Certainly, the members of my little island province were willing to think about becoming a small island state, be it city-state or federation of towns, going for an understanding of a happy life that puts the local community and emotional ties above the wealth and influence they could be part of in a return to the former nation state. What would it mean to go back to an ancient model of city-states and alliances and federations? Can we do it without becoming horribly tribal - or would we just end up having lots of smaller wars between neighbours rather than civil wars? Would the fact that technology has made us global in a way that we weren’t last time city states were the thing help prevent us from descending into fierce insularity? How might it work in practice?

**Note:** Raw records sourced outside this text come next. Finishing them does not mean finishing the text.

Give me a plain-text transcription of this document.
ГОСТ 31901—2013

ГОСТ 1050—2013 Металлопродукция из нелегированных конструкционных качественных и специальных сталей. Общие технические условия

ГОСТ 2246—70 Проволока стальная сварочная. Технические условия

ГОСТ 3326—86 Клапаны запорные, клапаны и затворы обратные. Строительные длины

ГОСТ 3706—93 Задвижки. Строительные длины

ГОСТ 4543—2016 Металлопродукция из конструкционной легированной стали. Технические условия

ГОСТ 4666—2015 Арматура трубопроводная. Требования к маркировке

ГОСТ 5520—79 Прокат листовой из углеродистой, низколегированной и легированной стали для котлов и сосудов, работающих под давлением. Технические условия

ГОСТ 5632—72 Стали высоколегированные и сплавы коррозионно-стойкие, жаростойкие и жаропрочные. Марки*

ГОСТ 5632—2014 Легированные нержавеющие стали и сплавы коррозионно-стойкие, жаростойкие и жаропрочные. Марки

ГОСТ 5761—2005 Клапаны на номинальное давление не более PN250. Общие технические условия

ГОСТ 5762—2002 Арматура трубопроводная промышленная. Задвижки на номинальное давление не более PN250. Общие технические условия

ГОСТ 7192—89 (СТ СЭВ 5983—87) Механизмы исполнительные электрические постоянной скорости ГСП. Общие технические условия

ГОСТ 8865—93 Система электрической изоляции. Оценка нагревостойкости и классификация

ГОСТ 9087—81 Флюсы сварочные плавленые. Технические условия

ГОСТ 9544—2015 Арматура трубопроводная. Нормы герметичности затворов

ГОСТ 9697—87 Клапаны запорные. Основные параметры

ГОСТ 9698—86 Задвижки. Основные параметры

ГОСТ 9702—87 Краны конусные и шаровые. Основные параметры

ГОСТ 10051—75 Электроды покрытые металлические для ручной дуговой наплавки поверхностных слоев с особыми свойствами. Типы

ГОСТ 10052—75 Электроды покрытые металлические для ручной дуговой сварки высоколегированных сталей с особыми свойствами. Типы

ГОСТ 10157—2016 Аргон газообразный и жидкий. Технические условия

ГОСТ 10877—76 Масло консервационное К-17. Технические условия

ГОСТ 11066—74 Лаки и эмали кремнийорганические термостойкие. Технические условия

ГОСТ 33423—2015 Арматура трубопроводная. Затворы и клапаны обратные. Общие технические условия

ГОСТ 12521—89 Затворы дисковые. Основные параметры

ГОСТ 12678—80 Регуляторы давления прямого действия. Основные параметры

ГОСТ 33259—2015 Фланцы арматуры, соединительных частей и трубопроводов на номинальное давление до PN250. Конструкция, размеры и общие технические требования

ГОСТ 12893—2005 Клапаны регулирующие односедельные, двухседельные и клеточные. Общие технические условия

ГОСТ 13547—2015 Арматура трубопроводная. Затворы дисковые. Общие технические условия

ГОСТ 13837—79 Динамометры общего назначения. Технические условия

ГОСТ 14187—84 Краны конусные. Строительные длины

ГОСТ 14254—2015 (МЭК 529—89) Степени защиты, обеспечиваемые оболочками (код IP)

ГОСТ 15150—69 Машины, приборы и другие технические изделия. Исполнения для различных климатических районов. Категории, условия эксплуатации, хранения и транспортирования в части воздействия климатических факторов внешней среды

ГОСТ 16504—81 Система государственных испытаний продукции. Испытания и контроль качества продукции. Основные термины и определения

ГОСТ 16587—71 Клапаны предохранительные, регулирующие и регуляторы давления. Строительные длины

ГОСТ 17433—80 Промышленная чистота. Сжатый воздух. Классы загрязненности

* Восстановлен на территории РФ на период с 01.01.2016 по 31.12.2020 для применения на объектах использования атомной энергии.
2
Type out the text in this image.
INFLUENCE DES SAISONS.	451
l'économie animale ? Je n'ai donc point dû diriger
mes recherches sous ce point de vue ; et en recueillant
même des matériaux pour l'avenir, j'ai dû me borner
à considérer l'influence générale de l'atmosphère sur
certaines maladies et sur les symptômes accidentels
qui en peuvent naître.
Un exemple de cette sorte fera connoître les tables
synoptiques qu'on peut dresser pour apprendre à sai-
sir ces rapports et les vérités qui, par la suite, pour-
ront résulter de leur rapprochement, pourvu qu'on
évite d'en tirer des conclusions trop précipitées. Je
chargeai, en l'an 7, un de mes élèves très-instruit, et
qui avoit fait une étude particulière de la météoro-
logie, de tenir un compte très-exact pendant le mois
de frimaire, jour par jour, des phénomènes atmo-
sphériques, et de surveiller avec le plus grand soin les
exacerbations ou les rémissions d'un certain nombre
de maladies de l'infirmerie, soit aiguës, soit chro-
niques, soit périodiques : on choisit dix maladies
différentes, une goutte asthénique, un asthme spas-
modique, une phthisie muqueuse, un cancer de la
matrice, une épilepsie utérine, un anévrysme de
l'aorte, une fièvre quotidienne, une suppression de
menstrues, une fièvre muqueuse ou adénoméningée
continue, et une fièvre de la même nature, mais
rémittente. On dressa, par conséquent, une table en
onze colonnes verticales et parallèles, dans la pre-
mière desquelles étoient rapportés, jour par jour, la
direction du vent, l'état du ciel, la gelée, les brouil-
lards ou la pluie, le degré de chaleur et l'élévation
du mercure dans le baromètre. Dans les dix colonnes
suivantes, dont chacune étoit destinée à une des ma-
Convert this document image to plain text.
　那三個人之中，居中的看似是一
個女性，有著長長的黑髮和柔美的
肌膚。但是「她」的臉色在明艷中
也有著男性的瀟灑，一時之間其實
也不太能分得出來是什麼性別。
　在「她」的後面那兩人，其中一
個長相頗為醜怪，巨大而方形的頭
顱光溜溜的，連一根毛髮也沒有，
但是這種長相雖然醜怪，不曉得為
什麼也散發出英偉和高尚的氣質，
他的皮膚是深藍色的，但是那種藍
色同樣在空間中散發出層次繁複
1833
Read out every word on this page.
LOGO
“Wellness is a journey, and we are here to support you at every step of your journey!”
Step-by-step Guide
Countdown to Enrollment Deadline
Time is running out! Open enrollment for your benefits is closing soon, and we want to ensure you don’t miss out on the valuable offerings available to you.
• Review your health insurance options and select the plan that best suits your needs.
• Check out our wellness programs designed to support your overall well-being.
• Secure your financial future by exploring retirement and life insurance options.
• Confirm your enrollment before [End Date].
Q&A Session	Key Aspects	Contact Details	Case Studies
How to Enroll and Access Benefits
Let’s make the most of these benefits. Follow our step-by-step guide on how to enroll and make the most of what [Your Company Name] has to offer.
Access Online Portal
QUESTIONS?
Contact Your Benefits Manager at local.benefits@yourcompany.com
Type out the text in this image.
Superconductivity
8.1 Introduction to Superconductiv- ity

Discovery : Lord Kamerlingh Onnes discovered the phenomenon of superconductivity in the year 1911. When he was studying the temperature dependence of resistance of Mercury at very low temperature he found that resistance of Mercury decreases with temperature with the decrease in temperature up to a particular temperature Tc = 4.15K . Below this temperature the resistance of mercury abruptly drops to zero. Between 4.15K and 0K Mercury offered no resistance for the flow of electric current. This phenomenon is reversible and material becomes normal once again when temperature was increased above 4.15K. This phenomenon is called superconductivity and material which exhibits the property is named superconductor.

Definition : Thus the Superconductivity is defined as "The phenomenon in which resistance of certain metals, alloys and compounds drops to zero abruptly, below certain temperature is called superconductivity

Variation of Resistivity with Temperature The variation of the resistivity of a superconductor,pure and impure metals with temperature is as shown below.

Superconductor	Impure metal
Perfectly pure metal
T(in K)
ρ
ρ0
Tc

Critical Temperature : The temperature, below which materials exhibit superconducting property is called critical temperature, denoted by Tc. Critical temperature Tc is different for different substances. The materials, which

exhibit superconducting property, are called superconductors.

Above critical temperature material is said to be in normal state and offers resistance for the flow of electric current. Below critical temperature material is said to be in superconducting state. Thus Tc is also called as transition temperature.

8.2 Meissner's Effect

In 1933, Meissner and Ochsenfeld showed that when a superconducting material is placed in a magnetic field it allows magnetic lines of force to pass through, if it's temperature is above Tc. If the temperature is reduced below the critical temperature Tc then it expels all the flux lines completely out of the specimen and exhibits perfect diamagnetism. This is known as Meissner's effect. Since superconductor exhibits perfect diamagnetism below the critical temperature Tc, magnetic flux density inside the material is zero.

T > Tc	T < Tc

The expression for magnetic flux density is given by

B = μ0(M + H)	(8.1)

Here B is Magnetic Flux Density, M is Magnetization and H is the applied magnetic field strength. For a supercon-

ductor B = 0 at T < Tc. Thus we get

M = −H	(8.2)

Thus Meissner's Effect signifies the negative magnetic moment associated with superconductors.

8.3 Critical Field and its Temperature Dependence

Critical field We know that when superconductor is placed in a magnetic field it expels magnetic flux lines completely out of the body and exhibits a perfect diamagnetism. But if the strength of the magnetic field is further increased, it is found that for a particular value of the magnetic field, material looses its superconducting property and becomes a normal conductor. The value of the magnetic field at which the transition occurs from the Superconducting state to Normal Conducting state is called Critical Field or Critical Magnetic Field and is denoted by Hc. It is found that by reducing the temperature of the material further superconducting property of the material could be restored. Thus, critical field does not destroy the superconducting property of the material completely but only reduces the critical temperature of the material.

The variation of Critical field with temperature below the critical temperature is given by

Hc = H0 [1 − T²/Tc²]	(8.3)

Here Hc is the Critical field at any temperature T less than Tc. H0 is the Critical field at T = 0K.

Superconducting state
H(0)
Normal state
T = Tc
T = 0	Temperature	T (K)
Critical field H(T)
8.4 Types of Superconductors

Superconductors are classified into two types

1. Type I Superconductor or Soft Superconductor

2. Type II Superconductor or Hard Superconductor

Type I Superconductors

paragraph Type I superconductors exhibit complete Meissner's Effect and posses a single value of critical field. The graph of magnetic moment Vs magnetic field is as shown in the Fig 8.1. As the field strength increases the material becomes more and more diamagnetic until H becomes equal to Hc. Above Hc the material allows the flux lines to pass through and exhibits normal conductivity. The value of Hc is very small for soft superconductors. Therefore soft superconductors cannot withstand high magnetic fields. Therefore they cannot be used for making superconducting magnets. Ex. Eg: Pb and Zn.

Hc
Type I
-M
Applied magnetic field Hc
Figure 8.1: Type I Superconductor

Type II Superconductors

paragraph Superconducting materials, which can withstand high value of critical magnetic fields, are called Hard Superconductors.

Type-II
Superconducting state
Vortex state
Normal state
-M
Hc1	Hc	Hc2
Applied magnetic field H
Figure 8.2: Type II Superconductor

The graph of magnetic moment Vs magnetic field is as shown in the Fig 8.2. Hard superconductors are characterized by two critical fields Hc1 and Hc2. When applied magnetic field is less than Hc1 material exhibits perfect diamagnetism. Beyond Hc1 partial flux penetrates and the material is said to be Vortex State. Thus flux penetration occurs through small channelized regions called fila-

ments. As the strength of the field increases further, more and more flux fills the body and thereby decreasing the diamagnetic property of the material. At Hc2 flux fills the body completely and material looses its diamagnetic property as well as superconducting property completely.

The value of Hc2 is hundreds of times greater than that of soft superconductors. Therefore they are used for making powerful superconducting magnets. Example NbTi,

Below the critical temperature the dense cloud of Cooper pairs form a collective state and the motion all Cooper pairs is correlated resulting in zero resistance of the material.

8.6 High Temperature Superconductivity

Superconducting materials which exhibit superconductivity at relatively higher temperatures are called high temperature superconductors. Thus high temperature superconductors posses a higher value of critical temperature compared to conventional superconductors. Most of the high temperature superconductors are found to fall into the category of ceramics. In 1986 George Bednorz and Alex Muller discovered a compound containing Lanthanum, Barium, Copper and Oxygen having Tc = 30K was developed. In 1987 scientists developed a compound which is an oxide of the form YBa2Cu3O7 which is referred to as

Addendum... I had a conversation with a colleague about this event not long after writing this piece. We were talking about complex, high-value, meetings with people outside the office, how you decide whether to go yourself or who you send, and how it can be hard to know who is going to be effective in certain kinds of meeting without going with them or sending some kind of spy-camera-tech to watch it, neither of which are often possible.  And it reminded me that this kind of interactive game would be great for playing out possible scenarios in a safe place to judge that kind of thing.  Now, assuming we're not a big corporate with a lot of loose change for this kind of internal analysis (we're not), are there ways of doing this - at least starting out with this - on a low budget?